All of our unsung heroes — from the pump operators to anyone who forms, places, or finishes concrete — generate concrete stories all season long. Like a summer thunderstorm, they pop up without notice.
We know what it’s like to reminisce over past dream jobs when we flawlessly placed a few hundred yards a day, to rehashing our nightmare jobs where we nearly lost a slab, or recalling together the time the overdig caved in before we stripped the footers. Sharing such stories becomes more than a mere pastime for us; passing on our collective stories presents several surprising benefits.
Sure, sometimes we get tired of hearing the same worn-out tales from the old-timer who repeats himself regularly, but out of respect, we listen to him one more time. And we get annoyed with the new guy who tries to one-up everyone with his stories that stretch credibility. But overall, the stories we share are a positive part of working in concrete.

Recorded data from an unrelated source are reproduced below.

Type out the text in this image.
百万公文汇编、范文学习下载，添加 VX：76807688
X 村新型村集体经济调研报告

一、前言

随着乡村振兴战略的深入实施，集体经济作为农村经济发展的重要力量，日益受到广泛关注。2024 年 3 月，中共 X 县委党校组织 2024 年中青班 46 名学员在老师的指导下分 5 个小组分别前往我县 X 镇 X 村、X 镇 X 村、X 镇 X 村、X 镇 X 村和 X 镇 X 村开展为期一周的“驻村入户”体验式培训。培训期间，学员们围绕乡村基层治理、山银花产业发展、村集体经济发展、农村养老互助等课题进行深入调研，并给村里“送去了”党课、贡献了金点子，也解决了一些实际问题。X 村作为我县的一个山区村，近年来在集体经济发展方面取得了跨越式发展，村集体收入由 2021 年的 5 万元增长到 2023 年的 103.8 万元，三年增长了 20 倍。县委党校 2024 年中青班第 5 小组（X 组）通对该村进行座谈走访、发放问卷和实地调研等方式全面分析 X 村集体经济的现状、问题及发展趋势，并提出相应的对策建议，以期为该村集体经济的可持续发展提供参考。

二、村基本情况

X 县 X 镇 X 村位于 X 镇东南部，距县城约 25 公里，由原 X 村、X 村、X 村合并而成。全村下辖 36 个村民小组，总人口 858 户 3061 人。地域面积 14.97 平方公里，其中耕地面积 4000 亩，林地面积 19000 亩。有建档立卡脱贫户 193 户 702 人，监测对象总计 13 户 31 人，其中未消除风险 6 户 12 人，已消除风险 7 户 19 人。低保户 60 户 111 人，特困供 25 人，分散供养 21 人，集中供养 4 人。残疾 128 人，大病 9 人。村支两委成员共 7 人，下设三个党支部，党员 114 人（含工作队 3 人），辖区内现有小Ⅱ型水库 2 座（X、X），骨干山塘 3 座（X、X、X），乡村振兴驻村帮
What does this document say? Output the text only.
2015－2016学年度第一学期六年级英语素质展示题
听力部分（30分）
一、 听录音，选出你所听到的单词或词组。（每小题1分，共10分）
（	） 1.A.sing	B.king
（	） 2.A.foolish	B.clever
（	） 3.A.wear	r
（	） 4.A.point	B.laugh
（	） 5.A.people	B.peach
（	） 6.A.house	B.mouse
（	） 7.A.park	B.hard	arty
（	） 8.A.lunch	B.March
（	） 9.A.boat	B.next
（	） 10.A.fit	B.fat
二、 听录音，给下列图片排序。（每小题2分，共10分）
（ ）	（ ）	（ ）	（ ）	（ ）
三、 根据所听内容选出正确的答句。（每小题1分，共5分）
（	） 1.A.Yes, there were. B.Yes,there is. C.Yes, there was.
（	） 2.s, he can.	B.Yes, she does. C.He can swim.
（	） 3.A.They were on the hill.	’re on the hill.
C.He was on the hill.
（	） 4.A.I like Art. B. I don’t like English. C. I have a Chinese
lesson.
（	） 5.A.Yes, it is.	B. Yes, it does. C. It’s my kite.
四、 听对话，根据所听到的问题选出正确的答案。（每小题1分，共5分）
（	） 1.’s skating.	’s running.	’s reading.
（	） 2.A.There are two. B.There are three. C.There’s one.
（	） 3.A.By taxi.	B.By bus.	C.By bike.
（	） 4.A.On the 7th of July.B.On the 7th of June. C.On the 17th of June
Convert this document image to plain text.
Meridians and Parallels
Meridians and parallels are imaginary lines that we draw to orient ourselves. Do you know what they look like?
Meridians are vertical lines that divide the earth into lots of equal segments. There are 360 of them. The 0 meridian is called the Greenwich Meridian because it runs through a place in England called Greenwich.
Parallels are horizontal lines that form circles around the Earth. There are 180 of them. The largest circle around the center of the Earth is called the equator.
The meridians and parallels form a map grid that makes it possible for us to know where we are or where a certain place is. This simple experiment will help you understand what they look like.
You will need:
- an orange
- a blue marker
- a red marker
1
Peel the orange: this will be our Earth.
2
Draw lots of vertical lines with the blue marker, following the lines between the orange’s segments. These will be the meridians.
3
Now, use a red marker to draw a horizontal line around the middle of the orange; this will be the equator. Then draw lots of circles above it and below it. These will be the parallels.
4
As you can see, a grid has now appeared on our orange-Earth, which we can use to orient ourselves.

Here is why our stories count: When you started in concrete, there wasn’t a seasoned old man there handing you a manual or lecturing from a textbook about the concrete world. You learned about safety from some very scary stories when things went terribly bad. You gained respect for your leaders because of the stories about them that were being passed around. And you treasured the value of teamwork through the stories you heard, all while wishing you were part of those stories. Then you “grew up” and became part of a few good stories yourself, which you have to admit was more rewarding than your first bonus.
We also are shaped by the stories we hear. Powerful stories inspire us to work harder and do our best when the conditions are the worst. Hopefully, we develop a stronger work ethic as we hear a good story that called for hard work and sacrifice by the crew that exceeded expectations. Plus, we grow personally when we learn something new from the really good ones. We can always learn a new skill or a better way of working with concrete through an inspiring story. Also, we constantly create a connection with our crew as we share past experiences, and bonding is what drives us to carry our share of the load.
Share your stories
Finally, we gain a greater appreciation of our trade as we share our stories, even those we share secondhand. After all, anyone who hears the story of the Hoover Dam or the Brooklyn Bridge never looks at our trade the same way again.
Sadly, not everyone cares about living out a worthwhile story. I won’t work with concrete contractors who cut corners or skip steps along the way. Maybe I feel this way because of my childhood where my dad nurtured within me a love for our trade by telling stories about concrete around our kitchen table. Maybe it’s because of a lifetime in concrete working under a few legendary leaders. Maybe it’s because of the mentors who trained me. I can’t say for sure, but I believe we should all take pride in our work and do our best or we shouldn’t do it at all.
You don’t want to be remembered poorly as being part of a “splash and dash” crew. Produce work you can always be proud of and do your work with integrity and honor. When the equipment wears out, the money’s all spent, and our knees and back are shot, sometimes all we have left are our stories. When that time comes and your stories are all you have left, make sure they are right.